At the same time, we found that rPMS tends to induce an increase in muscle tone. The tension-root mean square values of the stimulated extensors in the rPMS group were significantly higher than those in the control group, but the modified Ashworth scale values did not exceed grade 1. In the motor recovery course, the upgrading of Brunnstrom stages is accompanied by increasing and decreasing muscle tone. Increased muscle tone may play a meaningful role in the functional task. The effect of rPMS on muscle spasm is rarely studied, and the reduction of spasticity observed by one treatment could not represent the effect of multiple treatments.^13,14 Plenty of randomized controlled studies and systematic reviews shown that neuromuscular electrical stimulation, as an adjunct to rehabilitation therapy, could not affect spasticity.^29–31 We ponder that rPMS may increase muscle tension while enhancing muscle strength. In this study, the slightly increased tension of the stimulated muscles could be relieved after 1 week of paraffin wax therapy, providing new ideas for patients with muscle weakness and severe spasticity. In that case, rPMS should combine with paraffin therapy or other antispasmodic therapy to strengthen muscle and avoid the aggravation of spasm.
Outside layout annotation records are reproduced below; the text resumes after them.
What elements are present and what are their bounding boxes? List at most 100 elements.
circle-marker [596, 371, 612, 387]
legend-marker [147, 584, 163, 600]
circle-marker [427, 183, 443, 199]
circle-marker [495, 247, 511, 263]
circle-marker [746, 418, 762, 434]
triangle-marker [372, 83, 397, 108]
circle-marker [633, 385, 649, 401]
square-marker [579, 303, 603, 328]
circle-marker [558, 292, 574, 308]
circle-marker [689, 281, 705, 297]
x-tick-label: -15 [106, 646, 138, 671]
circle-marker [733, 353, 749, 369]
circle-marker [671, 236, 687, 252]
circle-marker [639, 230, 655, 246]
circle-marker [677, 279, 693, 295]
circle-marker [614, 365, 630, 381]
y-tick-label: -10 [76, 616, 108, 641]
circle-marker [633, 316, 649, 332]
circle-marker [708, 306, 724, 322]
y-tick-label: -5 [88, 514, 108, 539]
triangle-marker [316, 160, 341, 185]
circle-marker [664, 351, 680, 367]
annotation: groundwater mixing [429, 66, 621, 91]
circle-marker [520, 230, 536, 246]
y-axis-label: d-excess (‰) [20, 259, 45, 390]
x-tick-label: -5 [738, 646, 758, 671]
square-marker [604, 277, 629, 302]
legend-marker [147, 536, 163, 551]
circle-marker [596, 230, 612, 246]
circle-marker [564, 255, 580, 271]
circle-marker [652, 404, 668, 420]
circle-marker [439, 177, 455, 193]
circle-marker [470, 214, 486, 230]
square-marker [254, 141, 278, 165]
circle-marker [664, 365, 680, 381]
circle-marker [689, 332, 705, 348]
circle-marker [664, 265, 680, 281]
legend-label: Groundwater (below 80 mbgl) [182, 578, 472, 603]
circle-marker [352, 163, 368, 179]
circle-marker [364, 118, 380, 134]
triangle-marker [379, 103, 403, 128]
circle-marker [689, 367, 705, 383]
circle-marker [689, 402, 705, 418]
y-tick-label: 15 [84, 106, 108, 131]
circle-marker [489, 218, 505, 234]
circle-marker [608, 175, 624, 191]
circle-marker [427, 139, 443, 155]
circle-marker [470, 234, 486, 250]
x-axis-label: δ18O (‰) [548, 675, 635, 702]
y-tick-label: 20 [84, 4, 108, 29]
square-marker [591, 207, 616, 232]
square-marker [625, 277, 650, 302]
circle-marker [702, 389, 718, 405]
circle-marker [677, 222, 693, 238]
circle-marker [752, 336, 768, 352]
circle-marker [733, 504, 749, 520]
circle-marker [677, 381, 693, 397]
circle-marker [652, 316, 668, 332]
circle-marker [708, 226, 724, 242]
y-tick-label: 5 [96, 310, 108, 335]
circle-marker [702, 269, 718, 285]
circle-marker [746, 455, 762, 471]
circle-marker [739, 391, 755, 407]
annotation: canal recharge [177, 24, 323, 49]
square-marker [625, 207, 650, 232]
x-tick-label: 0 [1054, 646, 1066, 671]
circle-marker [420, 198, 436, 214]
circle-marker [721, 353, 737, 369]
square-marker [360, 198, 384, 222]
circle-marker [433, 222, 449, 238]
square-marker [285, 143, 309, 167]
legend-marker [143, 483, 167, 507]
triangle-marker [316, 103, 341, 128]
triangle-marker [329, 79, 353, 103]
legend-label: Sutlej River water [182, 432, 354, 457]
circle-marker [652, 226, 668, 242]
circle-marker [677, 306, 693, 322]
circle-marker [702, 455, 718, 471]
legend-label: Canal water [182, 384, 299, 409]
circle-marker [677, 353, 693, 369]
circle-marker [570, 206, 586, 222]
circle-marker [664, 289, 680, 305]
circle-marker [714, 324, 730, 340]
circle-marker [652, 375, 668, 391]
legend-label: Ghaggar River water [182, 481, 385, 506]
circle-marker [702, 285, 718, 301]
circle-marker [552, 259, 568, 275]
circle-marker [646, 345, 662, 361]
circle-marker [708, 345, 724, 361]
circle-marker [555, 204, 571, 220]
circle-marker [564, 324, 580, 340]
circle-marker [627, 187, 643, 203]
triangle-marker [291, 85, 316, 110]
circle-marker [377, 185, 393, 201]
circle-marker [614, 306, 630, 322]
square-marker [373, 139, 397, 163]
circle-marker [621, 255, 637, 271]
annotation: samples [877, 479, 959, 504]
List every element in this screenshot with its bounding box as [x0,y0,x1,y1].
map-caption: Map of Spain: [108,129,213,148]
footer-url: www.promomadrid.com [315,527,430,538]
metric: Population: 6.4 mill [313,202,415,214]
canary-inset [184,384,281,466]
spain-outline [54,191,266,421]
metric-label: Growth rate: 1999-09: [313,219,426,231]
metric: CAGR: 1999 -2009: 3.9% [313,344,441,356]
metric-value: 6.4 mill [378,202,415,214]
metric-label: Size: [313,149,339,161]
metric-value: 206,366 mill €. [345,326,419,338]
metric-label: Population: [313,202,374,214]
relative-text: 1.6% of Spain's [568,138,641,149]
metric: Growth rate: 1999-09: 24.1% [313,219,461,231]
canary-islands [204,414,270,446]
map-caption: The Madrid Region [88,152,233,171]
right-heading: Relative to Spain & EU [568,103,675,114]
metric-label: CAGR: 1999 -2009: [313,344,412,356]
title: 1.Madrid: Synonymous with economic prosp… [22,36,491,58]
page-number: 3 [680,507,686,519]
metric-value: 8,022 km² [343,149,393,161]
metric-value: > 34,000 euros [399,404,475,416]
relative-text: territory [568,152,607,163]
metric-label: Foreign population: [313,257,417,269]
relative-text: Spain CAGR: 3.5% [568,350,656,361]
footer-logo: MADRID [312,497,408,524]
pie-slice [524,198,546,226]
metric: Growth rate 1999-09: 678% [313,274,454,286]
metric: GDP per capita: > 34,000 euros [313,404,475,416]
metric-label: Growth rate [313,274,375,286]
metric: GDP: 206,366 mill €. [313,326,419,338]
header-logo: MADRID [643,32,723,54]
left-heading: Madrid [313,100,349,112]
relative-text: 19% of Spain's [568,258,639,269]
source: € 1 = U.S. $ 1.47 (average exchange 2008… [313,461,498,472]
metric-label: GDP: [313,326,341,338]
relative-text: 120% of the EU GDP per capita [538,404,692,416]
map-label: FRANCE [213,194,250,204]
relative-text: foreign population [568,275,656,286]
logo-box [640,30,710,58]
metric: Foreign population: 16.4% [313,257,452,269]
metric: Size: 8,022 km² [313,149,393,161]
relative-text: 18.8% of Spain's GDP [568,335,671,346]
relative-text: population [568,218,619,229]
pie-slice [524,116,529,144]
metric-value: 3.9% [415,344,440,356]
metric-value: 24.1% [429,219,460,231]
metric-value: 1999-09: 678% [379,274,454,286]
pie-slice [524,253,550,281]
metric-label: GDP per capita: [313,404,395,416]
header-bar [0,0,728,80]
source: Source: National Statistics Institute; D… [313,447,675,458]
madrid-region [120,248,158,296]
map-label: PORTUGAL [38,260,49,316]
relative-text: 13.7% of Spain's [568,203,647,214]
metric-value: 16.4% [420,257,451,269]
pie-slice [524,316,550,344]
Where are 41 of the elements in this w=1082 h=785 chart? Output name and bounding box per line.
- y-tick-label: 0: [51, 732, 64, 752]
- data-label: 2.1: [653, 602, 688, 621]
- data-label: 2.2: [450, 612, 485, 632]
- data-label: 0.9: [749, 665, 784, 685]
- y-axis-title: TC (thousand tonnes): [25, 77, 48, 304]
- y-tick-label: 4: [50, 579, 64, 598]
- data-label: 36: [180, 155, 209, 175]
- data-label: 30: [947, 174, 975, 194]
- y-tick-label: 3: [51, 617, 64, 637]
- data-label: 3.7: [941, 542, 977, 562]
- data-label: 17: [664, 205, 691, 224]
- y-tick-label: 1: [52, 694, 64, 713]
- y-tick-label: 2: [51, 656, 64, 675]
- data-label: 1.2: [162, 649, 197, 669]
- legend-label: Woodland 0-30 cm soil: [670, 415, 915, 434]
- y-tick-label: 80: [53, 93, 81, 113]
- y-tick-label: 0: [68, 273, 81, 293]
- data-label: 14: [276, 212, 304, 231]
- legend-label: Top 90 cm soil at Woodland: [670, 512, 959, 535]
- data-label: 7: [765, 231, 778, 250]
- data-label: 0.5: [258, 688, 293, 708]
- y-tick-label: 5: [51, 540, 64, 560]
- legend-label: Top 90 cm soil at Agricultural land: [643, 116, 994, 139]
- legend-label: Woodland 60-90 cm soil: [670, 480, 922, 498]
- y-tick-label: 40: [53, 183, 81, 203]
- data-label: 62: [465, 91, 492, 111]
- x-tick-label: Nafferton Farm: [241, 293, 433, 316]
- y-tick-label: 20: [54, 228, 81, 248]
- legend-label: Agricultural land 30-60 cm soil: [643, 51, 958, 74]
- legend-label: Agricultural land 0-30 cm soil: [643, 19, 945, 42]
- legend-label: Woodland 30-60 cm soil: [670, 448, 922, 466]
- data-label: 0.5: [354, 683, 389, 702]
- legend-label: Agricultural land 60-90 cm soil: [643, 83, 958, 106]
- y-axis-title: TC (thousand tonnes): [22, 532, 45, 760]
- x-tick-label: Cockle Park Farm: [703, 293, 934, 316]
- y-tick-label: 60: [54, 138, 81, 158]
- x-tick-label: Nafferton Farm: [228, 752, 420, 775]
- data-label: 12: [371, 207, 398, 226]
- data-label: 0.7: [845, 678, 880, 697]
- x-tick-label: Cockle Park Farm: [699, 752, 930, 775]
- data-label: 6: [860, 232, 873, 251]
There are some limitations to this study. The magnetic stimulation was limited to triceps brachii and extensor digitorum. If magnetic stimulus is applied to shoulder muscles such as supraspinatus and deltoid muscles, and upper limb flexors, it may induce more functional movement. Furthermore, this study included patients of early subacute stroke with severe upper limb impairment, but whether rPMS was effective in patients with mild to moderate impairment in the chronic stage still needs to be studied.

In patients with no functional arm movement after stroke, early application of rPMS on the upper extremity extensors increases muscle strength of grip and elbow flexion and extension, decreases the upper limb impairment, and improves daily living ability. rPMS could quickly induce muscle strength recovery, and its effect of increasing muscle tension is controllable. These findings would contribute to the justification for specific treatment parameters to maximize upper limb recovery after stroke.